MUCİZEDİR
Kayıtlı Üye
Subliminal mesaj, kelime anlamıyla başka bir objenin içinde gömülü bir işaret yada mesaj olarak adlandırılabilir. Yani anlayacağınız gibi insanın ilk algılama durumunda gizli kalarak bilincin değil de bilinçaltının algılaması üzerine tasarlanmıştır. Bu teknikte, kaydedilen ses, insan kulağının duyamayacağı bir frekansa çıkarılmıştır. Mp3′ünüzü çalarken herhangi bir müzik ya da mesaj duymazsınız. Ancak ses düğmesini orta yükseklikte açık tutun. Siz duyamasanız da bilinçaltı ortamdaki sesi algılayacaktır. Kulaklık şart olmasa da, daha etkili olması için gerekmektedir.

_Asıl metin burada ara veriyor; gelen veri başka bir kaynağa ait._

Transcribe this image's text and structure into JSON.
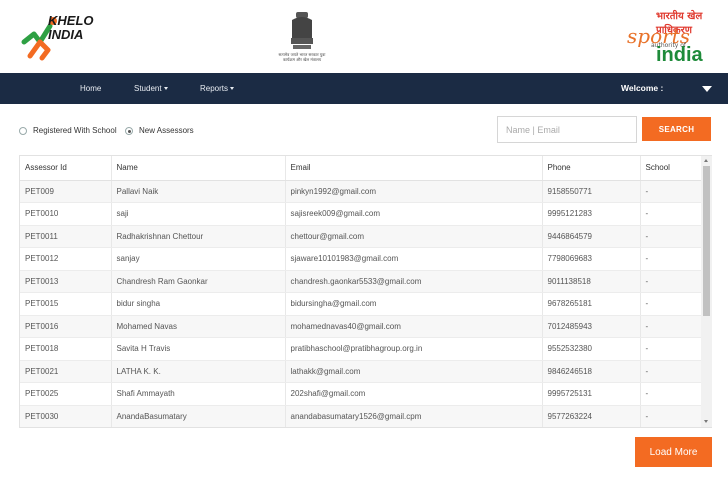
{
  "header": {
    "khelo_logo_text": "KHELO INDIA",
    "emblem_caption": "सत्यमेव जयते भारत सरकार युवा कार्यक्रम और खेल मंत्रालय",
    "sai_hindi": "भारतीय खेल प्राधिकरण",
    "sai_sports": "sports",
    "sai_authority": "authority of",
    "sai_india": "india"
  },
  "nav": {
    "home": "Home",
    "student": "Student",
    "reports": "Reports",
    "welcome": "Welcome :"
  },
  "filters": {
    "option_registered": "Registered With School",
    "option_new": "New Assessors",
    "selected": "New Assessors"
  },
  "search": {
    "placeholder": "Name | Email",
    "value": "",
    "button": "SEARCH"
  },
  "table": {
    "columns": [
      "Assessor Id",
      "Name",
      "Email",
      "Phone",
      "School"
    ],
    "rows": [
      [
        "PET009",
        "Pallavi Naik",
        "pinkyn1992@gmail.com",
        "9158550771",
        "-"
      ],
      [
        "PET0010",
        "saji",
        "sajisreek009@gmail.com",
        "9995121283",
        "-"
      ],
      [
        "PET0011",
        "Radhakrishnan Chettour",
        "chettour@gmail.com",
        "9446864579",
        "-"
      ],
      [
        "PET0012",
        "sanjay",
        "sjaware10101983@gmail.com",
        "7798069683",
        "-"
      ],
      [
        "PET0013",
        "Chandresh Ram Gaonkar",
        "chandresh.gaonkar5533@gmail.com",
        "9011138518",
        "-"
      ],
      [
        "PET0015",
        "bidur singha",
        "bidursingha@gmail.com",
        "9678265181",
        "-"
      ],
      [
        "PET0016",
        "Mohamed Navas",
        "mohamednavas40@gmail.com",
        "7012485943",
        "-"
      ],
      [
        "PET0018",
        "Savita H Travis",
        "pratibhaschool@pratibhagroup.org.in",
        "9552532380",
        "-"
      ],
      [
        "PET0021",
        "LATHA K. K.",
        "lathakk@gmail.com",
        "9846246518",
        "-"
      ],
      [
        "PET0025",
        "Shafi Ammayath",
        "202shafi@gmail.com",
        "9995725131",
        "-"
      ],
      [
        "PET0030",
        "AnandaBasumatary",
        "anandabasumatary1526@gmail.cpm",
        "9577263224",
        "-"
      ]
    ]
  },
  "load_more": "Load More",
  "colors": {
    "accent": "#f36b22",
    "navbar": "#1b2b44"
  }
}
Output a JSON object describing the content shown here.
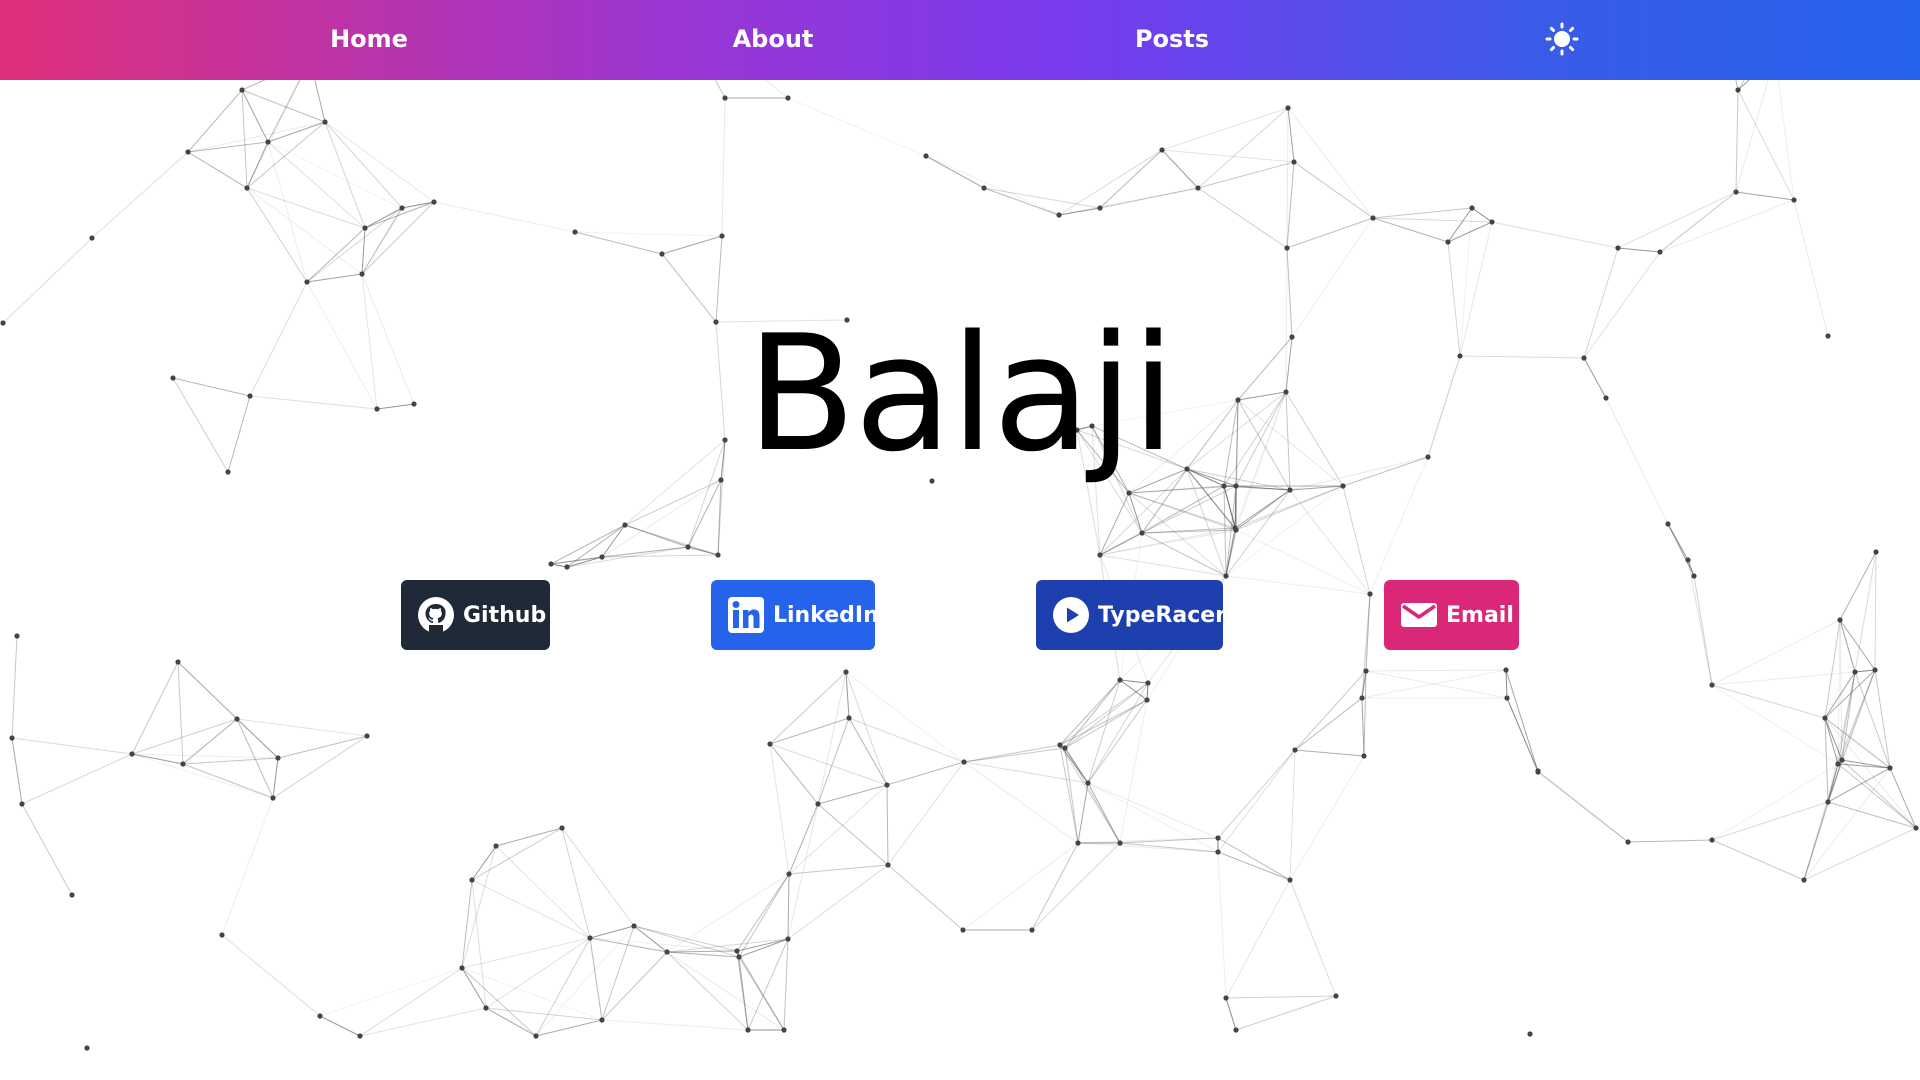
{
  "nav": {
    "items": [
      {
        "label": "Home"
      },
      {
        "label": "About"
      },
      {
        "label": "Posts"
      }
    ],
    "theme_toggle_icon": "sun-icon",
    "gradient": [
      "#e0307a",
      "#9b36d3",
      "#7a3aed",
      "#3b5be8",
      "#2563eb"
    ]
  },
  "hero": {
    "name": "Balaji"
  },
  "links": [
    {
      "label": "Github",
      "icon": "github-icon",
      "color": "#1f2937"
    },
    {
      "label": "LinkedIn",
      "icon": "linkedin-icon",
      "color": "#2563eb"
    },
    {
      "label": "TypeRacer",
      "icon": "play-circle-icon",
      "color": "#1e40af"
    },
    {
      "label": "Email",
      "icon": "mail-icon",
      "color": "#db2777"
    }
  ],
  "background": {
    "style": "particle-network",
    "line_color": "#555555",
    "node_color": "#444444"
  }
}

İlk olarak çıkışı reklam sektörü sayesinde ortaya çıkmıştır. 1950 ‘li yıllarda Amerika’da James vicary adlı reklamcı sinema salonlarında bu Subliminal mesaj yöntemini denemiş ve patlamış mısır ve kola satışlarında %20 ‘lik bir artış sağladığı görmüştür. Yaptığı deney, film izlerken saliselik zaman dilimleri içerisinde akan görüntülerde “patlamış mısır ye ve kola iç” gibi mesajları izlettirmekten ibarettir. Kişiler bu görüntüleri hatırlamazlar ama bilinç altına yapılan bu direktif ile film aralarında denilen mesajı yerine getirirler. Bu reklam türü artık yasaklamıştır ama insan zekası bu mesaj yöntemini yararlı bir yönde kullanmayı da akıl etmiştir.
Madem bilinçaltına bu veya benzer yöntemlerle bilinçli bir algı yüklemesi yapılabilmektedir. O zaman kişinin ihtiyacı olduğu yönde bilinçli bir algı yüklemesiyle belki de en zayıf hissettiği noktalarda yardımcı olunabilecektir.Stres yönetimi, sigarayı bırakma, kendine güven eksikliği gibi daha onlarca farklı konularda artık bu subliminal mucizeden yararlanılmaktadır. Siz rahatlatıcı müzik parçalarını dinlerken bilinçaltınızsa kendisine verilen mesajları hiç aksatmadan kayda alıyor ve uygulamaya başlıyor. Unutmayın bilinçaltı hiçbir mesajı veya emri savsaklamaz veya unutmaz. İhtiyacı olduğunda tereddütsüz uygular.
Bu teknik gelişmiş ülkelerde çok uzun süredir bir terapi desteği ve kişisel gelişim aracı olarak kullanılmakta olup hiçbir yan etkisi yoktur. Ancak aşırı düzeyde saldırganlık eğilimi olanların, intihar eğilimi olanların ayrıca şizofrenlerin, manik depresiflerin, majör depresyon hastalarının ve emes hastalarının kullanması tıbbi ve sosyal sebeplerle tavsiye edilmez.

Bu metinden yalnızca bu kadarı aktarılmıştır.